Pamela Hetherington, artistic director of Take It Away Dance, grins briefly at her fellow tappers on stage; Lauren Belasco and Alec Chupik, brows furrowed, are too focused on keeping time to catch it. In her Fringe show, The Destination is the Downbeat, Hetherington’s smile and the lackadaisical swing of her arms misconstrue the fury of movement happening beneath her ankles.

She, Belasco, and Chupnik tap dance with ferocity, overlaying their individual beats to create an impossibly fast string of rhythm (at last, shoulders hiked up to the ears reveal the difficulty). They jump while turning around themselves, landing at the exact moment to percuss a booming clack, and the energy dispels. I sit back in my chair.

Beyond the feet

Seeing Hetherington wink, grimace, and furtively glance across the room during The Destination is the Downbeat is delightful. In tap dance, it seems the whole of the body is less beholden to shape since much of the focus is the rhythm created mainly by the feet, and it is a sweet novelty to catch her authentic, in-the-moment reactions.

Hetherington’s face also illuminates her razor-sharp focus on her fellow performers, encompassing the other dancers in addition to pianist/musical director Erica Corbo, trumpeter Paul Giess, and bassist Nicholas Krolak. Everything oozes a casual coolness; as Giess’s muted trumpet swings a note upward, Chupnik’s feet thwak the floor with a somehow loose deftness, riffing off of the beat. In the warm glow of the lights in Fishtown’s Drummers space, the swing between tap dancing and the crooning of jazz music makes me want to bob my head, close my eyes, and snap along.

Feeling time

“Time is a feeling,” the show description asserts, and I see this most clearly in the moments I perceive the artists to be improvising. In an interlude carried by the musicians, Corbo on the piano skips around the base layer beat maintained by Krolak. Just when I think it’s gone off the rails entirely, she picks the thread back up and falls in with Giess and Krolak. Later, when the dancers reenter, Belasco punctuates fits of feverish tapping (how can she fit that many raps within a four-count?) with cool brushes of the metallic tap shoes across the floor. The beat is composed of both the notes, or taps, and the space between, and the whole cast pushes what can be held in that space with curiosity and ingenuity.

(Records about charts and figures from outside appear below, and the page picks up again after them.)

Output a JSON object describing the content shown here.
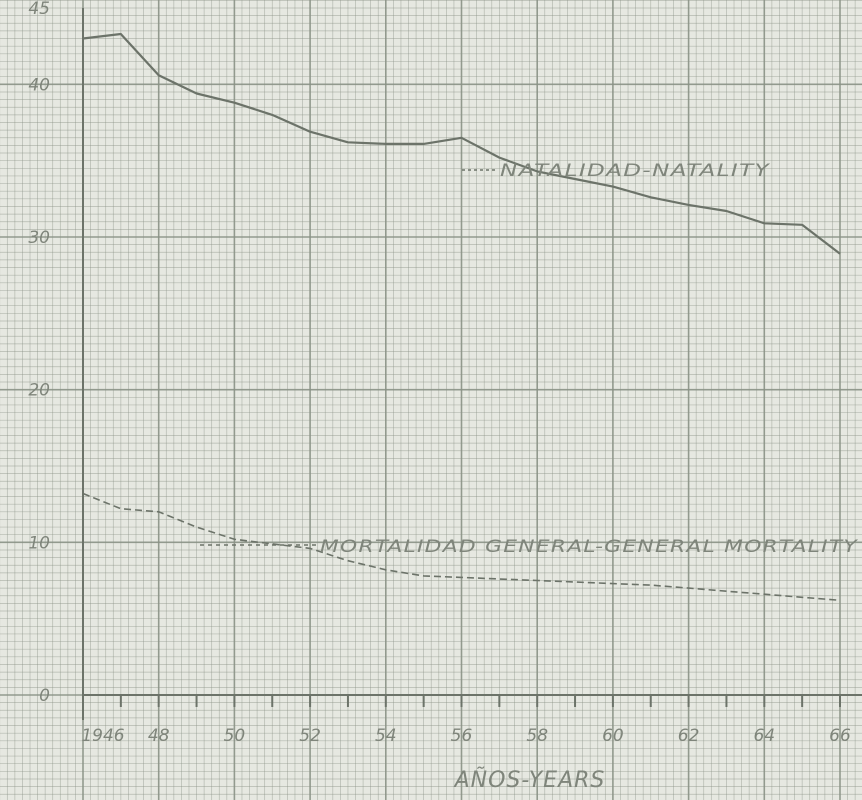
{
  "chart_data": {
    "type": "line",
    "title": "",
    "xlabel": "AÑOS-YEARS",
    "ylabel": "",
    "xlim": [
      1946,
      1966
    ],
    "ylim": [
      0,
      45
    ],
    "grid": true,
    "x_tick_labels": [
      {
        "x": 1946,
        "label": "1946"
      },
      {
        "x": 1948,
        "label": "48"
      },
      {
        "x": 1950,
        "label": "50"
      },
      {
        "x": 1952,
        "label": "52"
      },
      {
        "x": 1954,
        "label": "54"
      },
      {
        "x": 1956,
        "label": "56"
      },
      {
        "x": 1958,
        "label": "58"
      },
      {
        "x": 1960,
        "label": "60"
      },
      {
        "x": 1962,
        "label": "62"
      },
      {
        "x": 1964,
        "label": "64"
      },
      {
        "x": 1966,
        "label": "66"
      }
    ],
    "y_tick_labels": [
      {
        "y": 0,
        "label": "0"
      },
      {
        "y": 10,
        "label": "10"
      },
      {
        "y": 20,
        "label": "20"
      },
      {
        "y": 30,
        "label": "30"
      },
      {
        "y": 40,
        "label": "40"
      },
      {
        "y": 45,
        "label": "45"
      }
    ],
    "series": [
      {
        "name": "NATALIDAD-NATALITY",
        "style": "solid",
        "x": [
          1946,
          1947,
          1948,
          1949,
          1950,
          1951,
          1952,
          1953,
          1954,
          1955,
          1956,
          1957,
          1958,
          1959,
          1960,
          1961,
          1962,
          1963,
          1964,
          1965,
          1966
        ],
        "y": [
          43.0,
          43.3,
          40.6,
          39.4,
          38.8,
          38.0,
          36.9,
          36.2,
          36.1,
          36.1,
          36.5,
          35.2,
          34.3,
          33.8,
          33.3,
          32.6,
          32.1,
          31.7,
          30.9,
          30.8,
          28.9
        ]
      },
      {
        "name": "MORTALIDAD GENERAL-GENERAL MORTALITY",
        "style": "dashed",
        "x": [
          1946,
          1947,
          1948,
          1949,
          1950,
          1951,
          1952,
          1953,
          1954,
          1955,
          1956,
          1957,
          1958,
          1959,
          1960,
          1961,
          1962,
          1963,
          1964,
          1965,
          1966
        ],
        "y": [
          13.2,
          12.2,
          12.0,
          11.0,
          10.2,
          9.9,
          9.6,
          8.8,
          8.2,
          7.8,
          7.7,
          7.6,
          7.5,
          7.4,
          7.3,
          7.2,
          7.0,
          6.8,
          6.6,
          6.4,
          6.2
        ]
      }
    ]
  }
}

Perhaps time is merely a feeling. This performance feels like ten minutes, and I could have easily seen more.

What, When, Where

The Destination is the Downbeat. Choreography by Pamela Hetherington. Take It Away Dance. Through September 20, 2019, at Drummers, 2152 East Norris Street, Philadelphia, PA. (215) 413-1318 or fringearts.com.

This venue is accessible only by stairs.